There were, of course, various reasons for a change in the priority that had been accorded to India under Bush, apart from Obama’s diagnosis of China’s importance to American interests. The huge pressures of America’s domestic financial problems were always bound to loom larger than foreign policy concerns to the beleaguered Obama Administration, while the economic choices underpinning enthusiasm for India (support for free trade and the advantages to the American consumer of outsourcing and offshoring to India, for instance) were diluted by a more protectionist American approach focused principally on generating jobs in the United States. The Democrats are also more reflexively anti-nuclear and less likely to share Bush’s enthusiasm for the India — US civil nuclear deal; they are also more evangelical on climate change issues than the Republicans, making them less predisposed towards India’s position. On Afghanistan, too, both the logistical indispensability of Pakistan for the resupply of NATO forces and the domestic compulsions to bring the troops home were always going to weigh more heavily in US policy-makers’ minds than India’s interests.

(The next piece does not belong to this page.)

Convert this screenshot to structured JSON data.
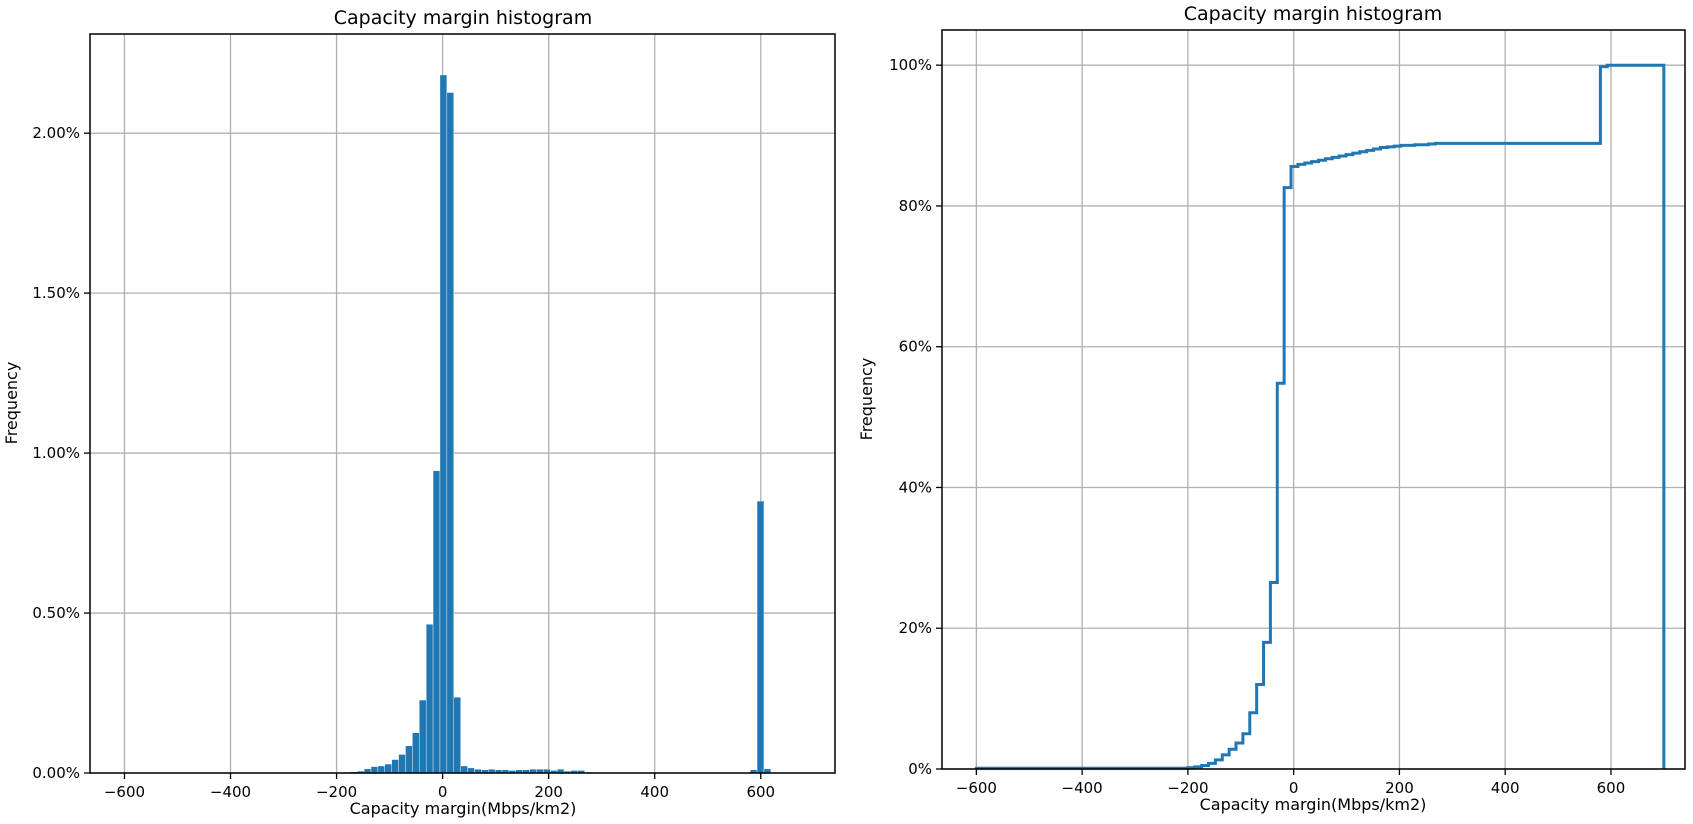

Within US policy-making circles, two constituencies have been less than helpful in building India — US ties — the so-called non-proliferation ayatollahs, whose attitude towards India is predicated entirely upon hostility to its nuclear programme, and the ‘hyphenators’, who view India entirely through the lens of US relations with Pakistan and ‘hyphenate’ the two subcontinental neighbours, subordinating US interests in New Delhi to the logic of its strategic focus on Pakistan. Pakistan had been a vital Cold War ally, a member of both CENTO and SEATO, the take-off point for Gary Powers’ famous and ill-fated U-2 spy flight over the USSR in 1962 and for Henry Kissinger on his epoch-changing clandestine opening to China in 1971. Years of Cold War policies have given Washington a ‘Pakistan-centric’ bureaucracy, at the State Department, the Pentagon and the CIA, who have long links to their counterparts in Islamabad and argue that closeness to India undermines traditional US objectives in the region. Their arguments — in a nation which is still run largely by institutions and policies set up in the Cold War era — have been buttressed by the US dilemmas in Afghanistan and the conviction that the road to peace in Kabul lies through New Delhi, and in particular to forcing Indian concessions to Pakistan on Kashmir. The result has been some active bureaucratic resistance in Washington to the attempts to change US policy in a more India-friendly direction.